Burton v. Century Park Associates LLC
Filing
54
MINUTE ORDER by Magistrate Judge Kristen L. Mix on 7/29/14. Motion for Leave to Amend Complaint 51 is DENIED without prejudice.(lgale)
IN THE UNITED STATES DISTRICT COURT
FOR THE DISTRICT OF COLORADO
Civil Action No. 13-cv-01798-WJM-KLM
KELSIE BURTON,
Plaintiff,
v.
CENTURY PARK ASSOCIATES LLC,
Defendant.
_____________________________________________________________________
MINUTE ORDER
_____________________________________________________________________
ENTERED BY MAGISTRATE JUDGE KRISTEN L. MIX
This matter is before the Court on Plaintiff’s Motion for Leave to Amend
Complaint [#51] (the “Motion”).
IT IS HEREBY ORDERED that the Motion [#51] is DENIED without prejudice.

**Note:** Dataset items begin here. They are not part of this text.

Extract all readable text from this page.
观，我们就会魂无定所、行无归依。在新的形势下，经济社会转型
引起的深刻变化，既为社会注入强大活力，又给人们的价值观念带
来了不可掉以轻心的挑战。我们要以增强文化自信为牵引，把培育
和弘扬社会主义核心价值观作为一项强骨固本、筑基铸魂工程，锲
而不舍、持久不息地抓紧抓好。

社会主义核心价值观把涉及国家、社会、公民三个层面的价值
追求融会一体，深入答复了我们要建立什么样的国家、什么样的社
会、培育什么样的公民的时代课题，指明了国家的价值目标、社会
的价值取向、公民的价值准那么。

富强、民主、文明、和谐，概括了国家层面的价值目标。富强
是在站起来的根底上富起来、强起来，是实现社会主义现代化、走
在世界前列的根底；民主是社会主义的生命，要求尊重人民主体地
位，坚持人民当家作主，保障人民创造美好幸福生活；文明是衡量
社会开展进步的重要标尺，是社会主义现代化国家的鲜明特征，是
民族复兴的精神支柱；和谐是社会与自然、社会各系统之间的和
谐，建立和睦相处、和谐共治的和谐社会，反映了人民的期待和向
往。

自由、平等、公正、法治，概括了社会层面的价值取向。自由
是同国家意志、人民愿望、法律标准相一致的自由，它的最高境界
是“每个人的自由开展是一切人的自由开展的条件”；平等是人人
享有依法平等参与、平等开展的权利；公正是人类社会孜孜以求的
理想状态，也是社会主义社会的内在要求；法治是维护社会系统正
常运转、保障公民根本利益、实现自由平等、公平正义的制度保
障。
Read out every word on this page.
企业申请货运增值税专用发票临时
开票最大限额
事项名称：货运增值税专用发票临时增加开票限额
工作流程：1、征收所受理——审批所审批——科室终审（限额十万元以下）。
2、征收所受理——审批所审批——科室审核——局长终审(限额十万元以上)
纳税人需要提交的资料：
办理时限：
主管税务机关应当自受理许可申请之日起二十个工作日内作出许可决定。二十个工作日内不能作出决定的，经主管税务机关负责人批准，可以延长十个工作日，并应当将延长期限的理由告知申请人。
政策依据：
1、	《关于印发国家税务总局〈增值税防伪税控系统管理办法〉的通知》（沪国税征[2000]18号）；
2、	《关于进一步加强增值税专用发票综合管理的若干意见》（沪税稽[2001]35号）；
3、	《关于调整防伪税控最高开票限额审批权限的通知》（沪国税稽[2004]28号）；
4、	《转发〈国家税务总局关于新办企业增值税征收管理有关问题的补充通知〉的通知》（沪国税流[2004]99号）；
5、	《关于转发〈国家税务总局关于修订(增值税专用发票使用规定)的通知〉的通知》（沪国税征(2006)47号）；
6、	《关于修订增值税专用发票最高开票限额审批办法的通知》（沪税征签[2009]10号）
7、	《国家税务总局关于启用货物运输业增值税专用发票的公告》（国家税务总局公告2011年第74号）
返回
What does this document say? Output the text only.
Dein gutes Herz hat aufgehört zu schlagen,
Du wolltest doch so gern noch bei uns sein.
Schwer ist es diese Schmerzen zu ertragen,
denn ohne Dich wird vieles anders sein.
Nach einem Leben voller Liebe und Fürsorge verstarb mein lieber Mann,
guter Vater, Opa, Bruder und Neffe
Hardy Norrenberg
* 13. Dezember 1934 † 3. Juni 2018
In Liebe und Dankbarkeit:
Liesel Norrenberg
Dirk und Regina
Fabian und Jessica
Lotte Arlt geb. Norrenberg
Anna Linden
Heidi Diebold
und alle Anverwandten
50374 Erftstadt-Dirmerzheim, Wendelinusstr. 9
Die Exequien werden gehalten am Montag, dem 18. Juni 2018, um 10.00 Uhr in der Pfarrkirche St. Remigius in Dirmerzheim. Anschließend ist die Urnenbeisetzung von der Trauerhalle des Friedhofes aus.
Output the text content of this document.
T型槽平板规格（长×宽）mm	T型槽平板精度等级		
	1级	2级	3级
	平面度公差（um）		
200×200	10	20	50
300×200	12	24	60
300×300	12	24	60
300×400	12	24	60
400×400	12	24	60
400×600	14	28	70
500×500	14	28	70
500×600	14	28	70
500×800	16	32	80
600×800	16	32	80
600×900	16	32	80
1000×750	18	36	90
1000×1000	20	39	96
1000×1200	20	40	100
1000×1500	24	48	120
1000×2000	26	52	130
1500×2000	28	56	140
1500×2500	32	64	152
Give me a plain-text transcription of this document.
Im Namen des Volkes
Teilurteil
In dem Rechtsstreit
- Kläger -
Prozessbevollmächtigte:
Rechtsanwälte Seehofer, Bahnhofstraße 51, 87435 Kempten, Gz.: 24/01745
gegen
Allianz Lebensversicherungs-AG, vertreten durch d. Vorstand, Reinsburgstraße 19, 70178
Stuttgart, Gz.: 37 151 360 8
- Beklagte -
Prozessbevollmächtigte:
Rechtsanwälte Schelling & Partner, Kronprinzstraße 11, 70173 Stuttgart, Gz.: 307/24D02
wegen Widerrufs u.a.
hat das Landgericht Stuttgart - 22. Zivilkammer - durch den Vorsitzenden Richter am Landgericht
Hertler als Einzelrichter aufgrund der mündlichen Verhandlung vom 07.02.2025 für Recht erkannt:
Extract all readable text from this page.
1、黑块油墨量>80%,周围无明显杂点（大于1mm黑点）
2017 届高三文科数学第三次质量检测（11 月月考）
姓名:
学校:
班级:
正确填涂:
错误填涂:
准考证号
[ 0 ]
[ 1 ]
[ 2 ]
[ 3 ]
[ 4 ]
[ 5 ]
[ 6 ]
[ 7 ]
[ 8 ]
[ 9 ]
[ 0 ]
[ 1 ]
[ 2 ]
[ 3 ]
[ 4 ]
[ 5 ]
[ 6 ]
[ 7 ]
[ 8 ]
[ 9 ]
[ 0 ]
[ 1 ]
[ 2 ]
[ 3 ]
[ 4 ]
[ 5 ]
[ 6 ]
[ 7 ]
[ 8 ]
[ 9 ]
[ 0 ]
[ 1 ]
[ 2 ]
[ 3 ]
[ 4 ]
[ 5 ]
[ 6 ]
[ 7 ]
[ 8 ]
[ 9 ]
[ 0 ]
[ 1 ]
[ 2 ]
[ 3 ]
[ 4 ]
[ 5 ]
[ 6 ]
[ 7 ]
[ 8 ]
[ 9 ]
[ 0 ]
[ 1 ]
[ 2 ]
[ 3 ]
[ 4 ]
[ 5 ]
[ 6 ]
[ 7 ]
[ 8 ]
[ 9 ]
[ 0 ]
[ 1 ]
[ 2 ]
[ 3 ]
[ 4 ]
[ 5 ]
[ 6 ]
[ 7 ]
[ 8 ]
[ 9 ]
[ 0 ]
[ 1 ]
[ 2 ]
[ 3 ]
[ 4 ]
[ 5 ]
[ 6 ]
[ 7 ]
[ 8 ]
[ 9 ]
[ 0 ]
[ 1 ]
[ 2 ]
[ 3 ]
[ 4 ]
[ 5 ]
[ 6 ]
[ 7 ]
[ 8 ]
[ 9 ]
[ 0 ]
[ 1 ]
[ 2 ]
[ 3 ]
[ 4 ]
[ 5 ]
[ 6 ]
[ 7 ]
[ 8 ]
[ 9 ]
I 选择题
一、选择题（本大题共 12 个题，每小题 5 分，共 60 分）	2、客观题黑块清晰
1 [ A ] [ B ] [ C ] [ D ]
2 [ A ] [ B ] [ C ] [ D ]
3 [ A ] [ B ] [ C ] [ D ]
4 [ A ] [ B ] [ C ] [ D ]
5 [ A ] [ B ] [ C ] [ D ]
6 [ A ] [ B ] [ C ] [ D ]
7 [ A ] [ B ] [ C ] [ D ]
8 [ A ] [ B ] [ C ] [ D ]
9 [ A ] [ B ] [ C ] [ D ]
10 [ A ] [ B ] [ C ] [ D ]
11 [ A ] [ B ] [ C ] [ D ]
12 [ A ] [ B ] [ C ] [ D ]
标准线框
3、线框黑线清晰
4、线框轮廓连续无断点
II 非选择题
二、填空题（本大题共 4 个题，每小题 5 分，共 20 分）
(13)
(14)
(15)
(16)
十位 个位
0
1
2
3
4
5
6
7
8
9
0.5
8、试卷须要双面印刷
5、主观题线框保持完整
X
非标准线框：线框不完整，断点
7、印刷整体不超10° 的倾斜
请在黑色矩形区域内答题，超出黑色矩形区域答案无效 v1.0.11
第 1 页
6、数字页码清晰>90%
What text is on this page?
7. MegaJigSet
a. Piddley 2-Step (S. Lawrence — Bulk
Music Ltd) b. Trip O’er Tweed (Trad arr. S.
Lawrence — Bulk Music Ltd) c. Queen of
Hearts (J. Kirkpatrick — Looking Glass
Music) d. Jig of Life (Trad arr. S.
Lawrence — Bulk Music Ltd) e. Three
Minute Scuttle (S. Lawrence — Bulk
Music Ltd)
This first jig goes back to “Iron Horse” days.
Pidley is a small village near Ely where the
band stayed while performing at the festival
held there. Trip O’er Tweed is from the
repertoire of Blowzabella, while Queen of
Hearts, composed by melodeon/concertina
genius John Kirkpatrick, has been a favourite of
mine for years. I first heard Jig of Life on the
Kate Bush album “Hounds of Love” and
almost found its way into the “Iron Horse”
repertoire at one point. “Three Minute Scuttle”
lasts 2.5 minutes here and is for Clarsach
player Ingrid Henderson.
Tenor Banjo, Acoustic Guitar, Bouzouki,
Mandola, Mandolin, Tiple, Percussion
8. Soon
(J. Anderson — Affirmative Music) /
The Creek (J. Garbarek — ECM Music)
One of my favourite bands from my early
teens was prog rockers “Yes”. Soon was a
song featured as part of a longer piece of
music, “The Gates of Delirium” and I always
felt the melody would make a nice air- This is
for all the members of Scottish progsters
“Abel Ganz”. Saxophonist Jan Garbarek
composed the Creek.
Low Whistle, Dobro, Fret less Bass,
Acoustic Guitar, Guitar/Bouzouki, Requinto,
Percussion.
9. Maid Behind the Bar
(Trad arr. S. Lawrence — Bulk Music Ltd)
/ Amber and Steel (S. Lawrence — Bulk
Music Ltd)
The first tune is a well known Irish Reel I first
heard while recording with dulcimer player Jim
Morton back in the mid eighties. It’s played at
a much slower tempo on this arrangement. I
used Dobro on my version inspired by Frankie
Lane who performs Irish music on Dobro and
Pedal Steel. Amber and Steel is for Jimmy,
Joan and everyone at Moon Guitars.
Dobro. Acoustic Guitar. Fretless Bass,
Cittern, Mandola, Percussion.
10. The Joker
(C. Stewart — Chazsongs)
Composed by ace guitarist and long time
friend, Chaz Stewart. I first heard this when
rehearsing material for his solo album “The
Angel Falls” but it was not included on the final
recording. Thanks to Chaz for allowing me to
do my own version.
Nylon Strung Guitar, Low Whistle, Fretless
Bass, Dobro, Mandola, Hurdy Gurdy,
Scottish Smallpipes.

First, Plaintiff has failed to comply with D.C.COLO.LCivR 7.1(a), which provides as
follows:
Before filing a motion, counsel for the moving party or an unrepresented
party shall confer or make reasonable good faith efforts to confer with any
opposing counsel or unrepresented party to resolve any disputed matter.
The moving party shall describe in the motion, or in a certificate attached to
the motion, the specific efforts to fulfill this duty.
The Motion may be denied on this basis alone.
Second, Plaintiff asserts that Fed. R. Civ. P. 15(a)(1)(B) permits her to file an
amended complaint as a matter of course. This is incorrect. Rule 15(a)(1)(B) allows a
party to “amend its pleading once as a matter of course . . . if the pleading is one to which
a responsive pleading is required, 21 days after service of a responsive pleading or 21 days
after service of a motion under Rule 12(b), (e), or (f), whichever is earlier.” Here, the
“earlier” triggering action in the case was the filing of Defendant’s Motion to Dismiss [#18]
on October 7, 2013, not the filing of Defendant’s Answer [#48] on July 7, 2014.